But Bonnemère had not abandoned the unfortunate girl; regardless of the blows showered upon him, and the opposition he met with, the brave man plunged through the ferocious band that surrounded her, he trod out the flames, and raising her insensible form in his nervous arms, bore her away to a house in the Rue S. Antoine, where she could be in safety, and then returned to his place at the head of the besiegers. Maillard, Élie, and Hullin, finding that the burning straw obscured the view of the drawbridge, and prevented them from taking accurate aim, displaced the carts, and by means of poles strewed the flaming straw about the yard, where it was stamped out by the militia, who now filled it.

They then advanced to the edge of the moat and shouted to the governor to lower the bridge. M. de Flue, the officer commanding the Swiss, replied through the battlements that the garrison would yield if they were allowed to march forth with all the honours of war.

'No,' was the answer; 'no more arms for those who have butchered the people.'

To account for this readiness to entertain the idea of capitulation, we must visit the interior of the citadel.

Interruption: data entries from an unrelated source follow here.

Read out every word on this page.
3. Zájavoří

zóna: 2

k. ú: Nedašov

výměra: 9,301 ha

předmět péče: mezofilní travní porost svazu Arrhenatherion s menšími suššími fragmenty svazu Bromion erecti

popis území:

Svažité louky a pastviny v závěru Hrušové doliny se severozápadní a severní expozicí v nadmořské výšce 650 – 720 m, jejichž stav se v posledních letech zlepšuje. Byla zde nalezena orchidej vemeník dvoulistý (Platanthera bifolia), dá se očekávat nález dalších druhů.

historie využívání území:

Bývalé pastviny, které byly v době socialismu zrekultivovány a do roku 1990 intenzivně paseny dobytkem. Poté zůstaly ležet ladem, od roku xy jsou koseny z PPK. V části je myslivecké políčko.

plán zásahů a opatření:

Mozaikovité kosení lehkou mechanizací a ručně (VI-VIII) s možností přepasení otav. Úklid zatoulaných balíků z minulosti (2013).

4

Upon the death of Monsigny, the invalids had refused to continue the defence. They could not forget that they were Frenchmen, and that those whose blood they were shedding were their countrymen.

De Launay, finding it impossible to hold out, when the majority of his garrison were mutinous, in the insanity of rage and fear, rushed to the powder magazine with a lighted match to blow up the castle and destroy with it the assailants and the besieged. A soldier, Ferrand by name, was sentinel at the door. Divining the purpose of the governor, he refused to give him admission to the magazine, snatched the match from his hand, and extinguished it with his foot.

When the terms of surrender proposed by M. de Flue had been refused, the officer consented to lay down his arms on condition that no harm should be offered to the garrison. A tumult of contradictory answers arose. Some promised what was demanded, others required unconditional surrender. At last, after several minutes of uproar, a scrap of paper was passed though an embrasure in the wall. A plank was run across the moat, but, as there was no resting-place for the end on the farther side, a number of men jumped upon that portion which rested on the pavement of the yard and sustained the plank in its horizontal position, whilst one of the crowd ran along it and reached his hand towards the paper. But whether his situation rendered him giddy, or whether the counterpoise was not effectually maintained, is uncertain; he reeled and fell over into the fosse and perished. The huge Maillard sprang upon the plank in his place, and succeeded in possessing himself of the note which he remitted to Élie. It contained these words:—

'We have twenty thousand charges of gunpowder. Unless you accept our terms of capitulation, we will blow up the garrison and the whole quarter of the town.'

'I accept, on the word of honour of an officer,' called Élie; 'lower the drawbridge.'

But the crowd protested against this capitulation, being exasperated against the garrison for having thinned their numbers with their bullets; and running the cannon forward to the brink of the fosse, they pointed it, and prepared to fire, when a young and beautiful girl, wearing a peasant's scarlet cap, to which was pinned the national rosette, and holding a musket in one hand, and a blue cloak over her other arm, suddenly cast her bonnet upon the touch-hole, and held it resolutely there.